GPLv3 only applies if you modify and distribute Mathesar itself, it doesn’t extend to services that simply interact with it. If a company makes changes to Mathesar and distributes that modified version, then those modifications would need to be open-sourced under GPLv3. But using Mathesar as a microservice in an enterprise stack? No problem.

We’d love to see companies upstream fixes and improvements, of course!



Does AGPL have trouble running alongside proprietary services? I always thought AGPL means that if you host the software, you have to make any changes you did available to the users. So if you host it without changes, there is no problem?


Yep, AGPL can run alongside proprietary services without issues, and if you host it without modifications, you don’t have to share anything. But if you modify it and make it available over a network, you have to provide the source to users.

Mathesar, however, is GPL, so you only need to share modifications if you actually distribute the software itself.

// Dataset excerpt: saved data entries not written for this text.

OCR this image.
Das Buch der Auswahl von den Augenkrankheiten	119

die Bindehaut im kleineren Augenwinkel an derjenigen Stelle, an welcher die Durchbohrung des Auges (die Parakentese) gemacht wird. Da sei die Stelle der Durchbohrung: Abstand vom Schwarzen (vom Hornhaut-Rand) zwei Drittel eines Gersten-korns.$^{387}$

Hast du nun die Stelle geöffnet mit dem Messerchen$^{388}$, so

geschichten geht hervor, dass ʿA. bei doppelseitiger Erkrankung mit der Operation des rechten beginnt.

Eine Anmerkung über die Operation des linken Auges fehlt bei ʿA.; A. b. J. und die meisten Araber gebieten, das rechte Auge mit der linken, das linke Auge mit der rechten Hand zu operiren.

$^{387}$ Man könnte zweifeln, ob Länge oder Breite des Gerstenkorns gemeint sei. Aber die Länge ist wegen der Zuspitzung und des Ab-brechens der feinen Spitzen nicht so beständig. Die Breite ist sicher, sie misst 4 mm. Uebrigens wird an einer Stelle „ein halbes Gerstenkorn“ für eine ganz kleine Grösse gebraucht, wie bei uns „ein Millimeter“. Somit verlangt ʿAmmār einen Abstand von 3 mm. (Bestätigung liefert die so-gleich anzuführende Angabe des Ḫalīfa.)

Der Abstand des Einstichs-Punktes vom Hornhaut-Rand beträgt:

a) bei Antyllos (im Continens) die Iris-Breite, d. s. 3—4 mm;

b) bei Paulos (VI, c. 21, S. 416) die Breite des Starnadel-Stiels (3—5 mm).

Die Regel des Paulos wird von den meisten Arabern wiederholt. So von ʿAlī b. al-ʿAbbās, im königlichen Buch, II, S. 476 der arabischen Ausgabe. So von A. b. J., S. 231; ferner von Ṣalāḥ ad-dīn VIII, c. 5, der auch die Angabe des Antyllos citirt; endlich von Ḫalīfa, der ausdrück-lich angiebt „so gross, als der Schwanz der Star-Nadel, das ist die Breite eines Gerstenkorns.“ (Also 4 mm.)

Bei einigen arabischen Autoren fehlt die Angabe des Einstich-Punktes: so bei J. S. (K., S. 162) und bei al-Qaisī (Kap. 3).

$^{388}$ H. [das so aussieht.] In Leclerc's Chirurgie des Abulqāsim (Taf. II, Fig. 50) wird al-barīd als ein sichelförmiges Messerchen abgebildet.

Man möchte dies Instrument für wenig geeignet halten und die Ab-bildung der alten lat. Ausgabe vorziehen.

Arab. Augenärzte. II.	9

When I was at a big tech, the interpretation by their lawyers was that by running AGPL, we will have to open source everything in the network to users. The problem is in the definition of "Modification" - Per [AGPL](https://www.gnu.org/licenses/agpl-3.0.en.html#:~:text=To%20%...):

> "The "Corresponding Source" for a work in object code form means all the source code needed to generate, install, and (for an executable work) run the object code and to modify the work, including scripts to control those activities."

This can be interpreted as even modifying any configuration to allow the software to run on your own infrastructure. Obviously this is a very aggressive interpretation but the lawyers didn't want us to test this phrase in court so all AGPL software had a blanket ban.